【台湾】景気楽観は46%に下落、米国商会調査[経済](2019/01/24)
米国の在台湾工商団体、台北市美国商会(AmCham、米国商会)は23日、会員企業を対象とした台湾のビジネス景況に関する調査「2019年商業景気調査(ビジネス・クライメット・サーベイ)」を発表した。これによると向こう1年の台湾経済の先行きを楽観する米国企業は45.8%で、前年(55.5%)から9.7ポイント下落した。
調査結果は11年から毎年公表しており、今年の調査は18年11月12日から12月21日にかけて、台湾でビジネス展開する米国を中心とした会員企業の代表にアンケート形式で実施。179社から回答を得た。

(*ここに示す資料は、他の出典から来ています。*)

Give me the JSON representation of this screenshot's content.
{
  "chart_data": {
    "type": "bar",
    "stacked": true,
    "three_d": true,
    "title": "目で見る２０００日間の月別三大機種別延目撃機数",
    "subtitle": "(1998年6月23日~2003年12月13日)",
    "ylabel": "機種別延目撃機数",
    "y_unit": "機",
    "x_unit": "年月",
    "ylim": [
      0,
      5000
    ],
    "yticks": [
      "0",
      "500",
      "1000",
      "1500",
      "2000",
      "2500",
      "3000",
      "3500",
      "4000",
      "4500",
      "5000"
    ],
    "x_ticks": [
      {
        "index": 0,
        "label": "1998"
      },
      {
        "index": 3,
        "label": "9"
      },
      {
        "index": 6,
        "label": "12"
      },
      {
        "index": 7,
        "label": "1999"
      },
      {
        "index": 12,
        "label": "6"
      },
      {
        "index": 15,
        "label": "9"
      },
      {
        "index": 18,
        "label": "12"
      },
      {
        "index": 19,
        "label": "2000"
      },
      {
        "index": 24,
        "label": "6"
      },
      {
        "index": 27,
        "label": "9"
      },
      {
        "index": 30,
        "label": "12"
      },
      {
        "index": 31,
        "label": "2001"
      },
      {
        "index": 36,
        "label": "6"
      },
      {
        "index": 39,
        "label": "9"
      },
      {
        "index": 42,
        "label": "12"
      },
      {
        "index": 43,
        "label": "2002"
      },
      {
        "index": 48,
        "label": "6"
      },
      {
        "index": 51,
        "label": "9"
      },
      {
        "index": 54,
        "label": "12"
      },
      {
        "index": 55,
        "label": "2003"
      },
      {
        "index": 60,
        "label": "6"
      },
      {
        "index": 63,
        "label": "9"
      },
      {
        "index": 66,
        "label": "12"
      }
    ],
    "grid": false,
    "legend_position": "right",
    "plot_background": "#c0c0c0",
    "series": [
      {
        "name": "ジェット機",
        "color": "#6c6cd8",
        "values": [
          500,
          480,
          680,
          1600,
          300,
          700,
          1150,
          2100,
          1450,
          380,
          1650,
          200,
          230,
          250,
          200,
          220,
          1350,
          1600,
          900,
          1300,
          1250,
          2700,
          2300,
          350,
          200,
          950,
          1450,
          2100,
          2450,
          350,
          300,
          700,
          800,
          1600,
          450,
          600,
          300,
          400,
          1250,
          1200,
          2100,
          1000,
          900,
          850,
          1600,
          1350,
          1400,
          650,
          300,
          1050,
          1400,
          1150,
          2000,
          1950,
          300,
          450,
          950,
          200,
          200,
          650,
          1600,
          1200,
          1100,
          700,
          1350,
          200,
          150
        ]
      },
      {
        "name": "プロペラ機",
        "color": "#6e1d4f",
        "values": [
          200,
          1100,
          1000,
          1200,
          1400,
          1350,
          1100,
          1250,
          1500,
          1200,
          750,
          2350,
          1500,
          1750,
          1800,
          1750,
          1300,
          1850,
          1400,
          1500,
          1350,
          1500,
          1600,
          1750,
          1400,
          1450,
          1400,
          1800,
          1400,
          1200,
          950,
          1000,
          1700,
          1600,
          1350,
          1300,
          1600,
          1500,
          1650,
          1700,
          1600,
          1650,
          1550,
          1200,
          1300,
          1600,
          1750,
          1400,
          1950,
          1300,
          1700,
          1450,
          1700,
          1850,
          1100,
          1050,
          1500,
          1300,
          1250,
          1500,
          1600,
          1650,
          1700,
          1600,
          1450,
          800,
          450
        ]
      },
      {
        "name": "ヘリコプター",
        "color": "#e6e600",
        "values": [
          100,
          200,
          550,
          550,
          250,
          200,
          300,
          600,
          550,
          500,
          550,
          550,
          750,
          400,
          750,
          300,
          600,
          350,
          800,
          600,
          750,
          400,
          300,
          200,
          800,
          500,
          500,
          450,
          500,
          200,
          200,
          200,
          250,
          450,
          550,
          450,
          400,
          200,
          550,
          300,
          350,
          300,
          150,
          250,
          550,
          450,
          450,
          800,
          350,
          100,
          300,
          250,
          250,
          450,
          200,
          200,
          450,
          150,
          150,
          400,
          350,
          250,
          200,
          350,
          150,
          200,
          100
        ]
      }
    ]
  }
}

米国商会のレオ・シーウォールド会長は、「景況感が下落したのは、米中貿易摩擦や中国の台湾に対するさまざまな圧力、ネットセキュリティーを脅かすハッカーの出現などが要因」と説明。さらに、台湾は大胆なイノベーションを目指し、改革を進めながら、より大きな海外投資を呼び込み、高付加価値の就業機会を生み出すべきと提言した。
調査では、今後3年間の台湾経済の見通しを「楽観的」「やや楽観」と答えた会員企業の割合は53.6%で、前年から3.3ポイント上昇。約8割の企業幹部が、今後3年の企業の発展に自信を見せた。
■電力供給は87%が懸念
労務についての調査では、89%が「来年従業員を増やす」「現状を維持する」と回答。また、59.2%の企業が従業員の人数と能力に満足していることが分かった。
シーウォールド会長は、「人材は台湾の最も重要な資産の一つ」と強調。「いかに若者を引き込み、企業での成長機会を与えられるかどうかが、企業の発展にとって重要」と指摘した。さらに台湾は生活し仕事をするのに最適な場所だとし、個人の安全と社会の安定が確保できる点が優位性でもあると評価した。
このほか、全体の87.0%が電力供給について「懸念している」と答え、63.0%が「政府の『脱原発』目標が台湾での発展計画に影響を及ぼす」と回答した。また「政府高官の商業活動への重視度」では、59.0%が不満をもっていると答えた。